Decisions for Microsoft 365Decisions AI

Update timeline

  1. investigating Jul 30, 2024, 12:36 PM UTC

    We have received reports of limited issues accessing the Decisions application. We are currently investigating the issue.

  2. investigating Jul 30, 2024, 12:36 PM UTC

    We are continuing to investigate this issue.

  3. identified Jul 30, 2024, 01:03 PM UTC

    Possible causes have been identified with Microsoft Network Infrastructure and Microsoft is reporting issues with services in Europe. We are working to determine a fix and relevant service-return timeline.

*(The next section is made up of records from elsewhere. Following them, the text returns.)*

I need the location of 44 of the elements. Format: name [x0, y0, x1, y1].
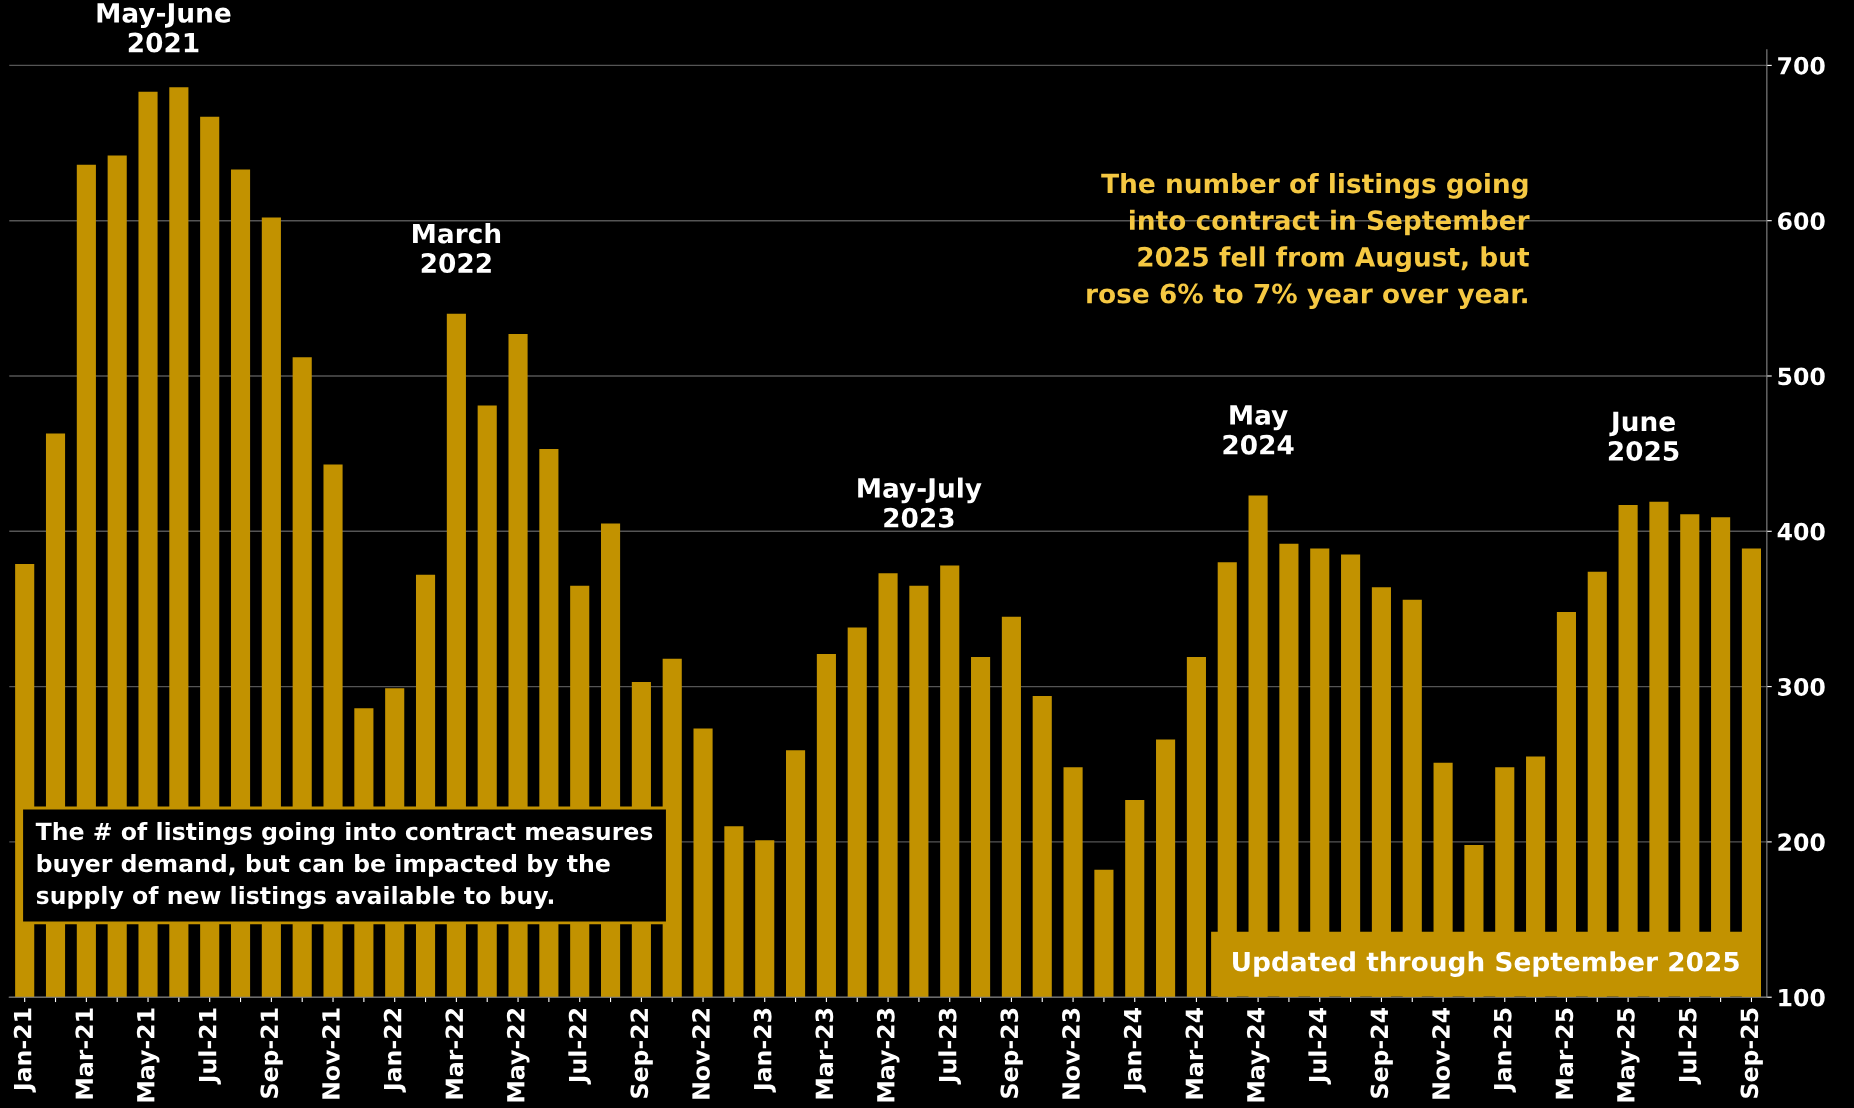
annotation: May-June 2021	[97, 3, 231, 53]
x-tick-label: Mar-21	[75, 1008, 94, 1099]
x-tick-label: May-22	[506, 1008, 530, 1102]
x-tick-label: Sep-22	[630, 1008, 653, 1098]
x-tick-label: Jul-25	[1678, 1008, 1702, 1085]
y-tick-label: 600	[1778, 212, 1825, 230]
x-tick-label: Nov-24	[1432, 1008, 1450, 1099]
x-tick-label: Mar-23	[815, 1008, 834, 1099]
x-tick-label: Jan-25	[1493, 1008, 1517, 1093]
x-tick-label: Nov-22	[692, 1008, 710, 1099]
x-tick-label: Jul-21	[198, 1008, 221, 1085]
x-tick-label: Mar-22	[445, 1008, 464, 1099]
x-tick-label: Jul-24	[1308, 1008, 1331, 1085]
x-tick-label: Jan-22	[383, 1008, 406, 1093]
x-tick-label: Jan-24	[1123, 1008, 1146, 1093]
annotation: Updated through September 2025	[1233, 951, 1739, 977]
y-tick-label: 700	[1778, 56, 1825, 75]
annotation: June 2025	[1608, 411, 1679, 461]
x-tick-label: Sep-23	[1000, 1008, 1023, 1098]
y-tick-label: 200	[1778, 833, 1825, 852]
x-tick-label: Jul-22	[568, 1008, 591, 1085]
x-tick-label: Nov-21	[322, 1008, 340, 1099]
annotation: May 2024	[1223, 405, 1294, 455]
x-tick-label: May-21	[136, 1008, 160, 1102]
x-tick-label: Mar-24	[1185, 1008, 1204, 1099]
annotation: May-July 2023	[858, 477, 982, 528]
x-tick-label: Sep-21	[260, 1008, 283, 1098]
y-tick-label: 500	[1778, 367, 1825, 386]
annotation: The number of listings going into contract in September 2025 fell from August, but rose 6% to 7% year over year.	[1087, 173, 1530, 309]
x-tick-label: Jan-21	[13, 1008, 36, 1093]
annotation: The # of listings going into contract measures buyer demand, but can be impacted by the supply of new listings available to buy.	[35, 821, 653, 909]
y-tick-label: 100	[1779, 988, 1825, 1007]
annotation: March 2022	[413, 223, 501, 274]
x-tick-label: Jul-23	[938, 1008, 961, 1085]
y-tick-label: 400	[1777, 522, 1825, 541]
y-tick-label: 300	[1778, 678, 1825, 696]
x-tick-label: May-23	[876, 1008, 900, 1102]
x-tick-label: May-25	[1616, 1008, 1640, 1102]
x-tick-label: Sep-25	[1740, 1008, 1763, 1098]
x-tick-label: Nov-23	[1062, 1008, 1080, 1099]
x-tick-label: Mar-25	[1555, 1008, 1574, 1099]
x-tick-label: May-24	[1246, 1008, 1270, 1102]
x-tick-label: Jan-23	[753, 1008, 776, 1093]
x-tick-label: Sep-24	[1370, 1008, 1393, 1098]
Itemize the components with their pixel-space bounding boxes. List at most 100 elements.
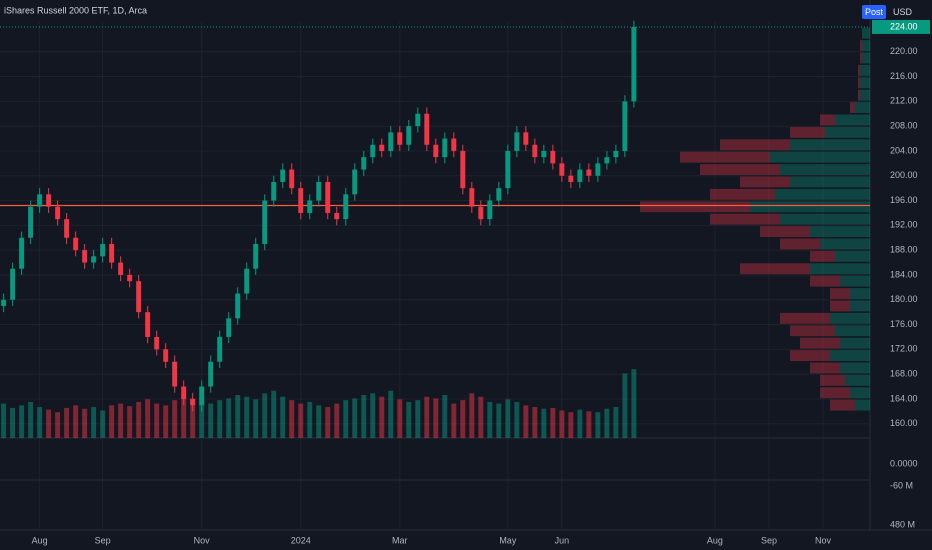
volume-bar [28,401,34,438]
candle-body [46,194,52,207]
candle-body [163,349,169,362]
profile-down [740,176,790,188]
candle-body [316,181,322,201]
volume-bar [532,407,538,438]
candle-body [307,200,313,213]
candle-body [127,274,133,282]
volume-bar [235,395,241,438]
volume-bar [253,399,259,438]
profile-down [790,350,830,361]
candle-body [262,200,268,244]
profile-down [830,399,855,411]
volume-bar [586,411,592,438]
volume-bar [316,405,322,438]
candle-body [343,194,349,220]
volume-bar [568,412,574,438]
marks: 160.00 164.00 168.00 172.00 176.00 180.00 184.… [0,19,930,545]
profile-down [860,40,862,52]
candle-body [451,138,457,151]
volume-bar [226,398,232,438]
lower-pane-label: 0.0000 [890,458,918,468]
volume-bar [19,405,25,438]
candle-body [397,132,403,145]
candle-body [622,101,628,151]
volume-bar [208,403,214,438]
volume-bar [379,396,385,438]
y-tick-label: 216.00 [890,71,918,81]
profile-up [810,263,870,275]
volume-bar [100,410,106,438]
x-tick-label: Nov [194,535,211,545]
y-tick-label: 192.00 [890,220,918,230]
candle-body [1,299,7,306]
candle-body [541,150,547,158]
y-tick-label: 160.00 [890,418,918,428]
volume-bar [523,405,529,438]
volume-bar [334,403,340,438]
y-tick-label: 204.00 [890,145,918,155]
volume-bar [1,403,7,438]
currency[interactable]: USD [893,7,913,17]
candle-body [334,212,340,220]
profile-down [820,114,835,126]
x-tick-label: Mar [392,535,408,545]
volume-bar [541,408,547,438]
candle-body [568,175,574,182]
y-tick-label: 180.00 [890,294,918,304]
profile-down [820,387,850,399]
candle-body [118,262,124,275]
y-tick-label: 176.00 [890,319,918,329]
profile-down [850,102,855,114]
profile-up [780,213,870,225]
candle-body [505,150,511,189]
candle-body [325,181,331,213]
candle-body [226,318,232,337]
candle-body [496,188,502,201]
profile-up [835,250,870,262]
candle-body [199,386,205,406]
volume-bar [271,390,277,438]
candle-body [280,169,286,182]
candle-body [532,144,538,158]
profile-up [820,238,870,250]
y-tick-label: 196.00 [890,195,918,205]
candle-body [388,132,394,151]
profile-up [835,325,870,337]
volume-bar [163,405,169,438]
volume-bar [109,405,115,438]
volume-bar [73,405,79,438]
candle-body [208,361,214,387]
volume-bar [280,396,286,438]
profile-up [790,139,870,151]
candle-body [514,132,520,151]
profile-down [780,238,820,250]
candle-body [298,188,304,213]
candle-body [136,281,142,313]
candle-body [460,150,466,189]
volume-bar [478,396,484,438]
candle-body [19,237,25,269]
candle-body [244,268,250,294]
post-badge[interactable] [862,5,886,19]
volume-bar [595,412,601,438]
volume-bar [190,398,196,438]
profile-up [850,387,870,399]
profile-up [780,164,870,176]
volume-bar [10,407,16,438]
volume-bar [622,373,628,438]
candle-body [370,144,376,158]
candle-body [100,243,106,257]
profile-up [845,374,870,386]
volume-bar [604,408,610,438]
candle-body [73,237,79,251]
candle-body [37,194,43,207]
profile-down [640,201,750,213]
candle-body [379,144,385,151]
post-badge-text[interactable]: Post [865,7,884,17]
volume-bar [37,407,43,438]
candle-body [28,206,34,238]
x-tick-label: Jun [555,535,570,545]
candle-body [487,200,493,220]
volume-bar [460,400,466,438]
y-tick-label: 172.00 [890,344,918,354]
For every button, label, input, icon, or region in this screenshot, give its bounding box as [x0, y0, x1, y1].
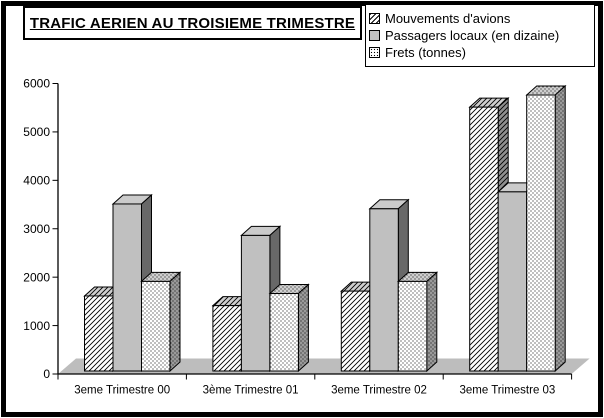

  4. identified Jul 30, 2024, 01:13 PM UTC

    Issues with connecting to Decisions platform and Decisions AI services are due to issues with Microsoft Network Infrastructure (globally). We are working with Microsoft to find a solution and understand the service-return timeline from their side. Status for Microsoft services can be seen here: https://azure.status.microsoft/status

  5. resolved Jul 30, 2024, 05:34 PM UTC

    This incident has been resolved. Please refer to the status for Microsoft services for further information: https://azure.status.microsoft/status

  6. postmortem Aug 01, 2024, 12:57 PM UTC

    **Issue Summary** Between approximately at 11:45 UTC and 19:43 UTC on 30 July 2024, a subset of Microsoft customers, _**including Decisions**,_ experienced issues connecting to a subset of Microsoft services globally. Impacted services included Azure App Services, Application Insights, Azure IoT Central, Azure Log Search Alerts, Azure Policy, as well as the Azure portal itself and a subset of Microsoft 365 and Microsoft Purview services. **Root Cause Analysis** According to Microsoft, an unexpected usage spike resulted in Azure Front Door \(AFD\) and Azure Content Delivery Network \(CDN\) components performing below acceptable thresholds, leading to intermittent errors, timeout, and latency spikes. **Resolution** Microsoft implemented networking configuration changes to support DDoS protection efforts, and performed failovers to alternate networking paths to provide relief. The initial network configuration changes successfully mitigated majority of the impact by 14:10 UTC. **Preventive Measures** Microsoft is completing an internal retrospective to understand the incident in more detail and will publish a Preliminary Post Incident Review \(PIR\), which will be provided to Decisions. After Microsoft’s retrospective is completed, Decisions will determine what further steps can be taken to avoid similar downstream impacts in the future.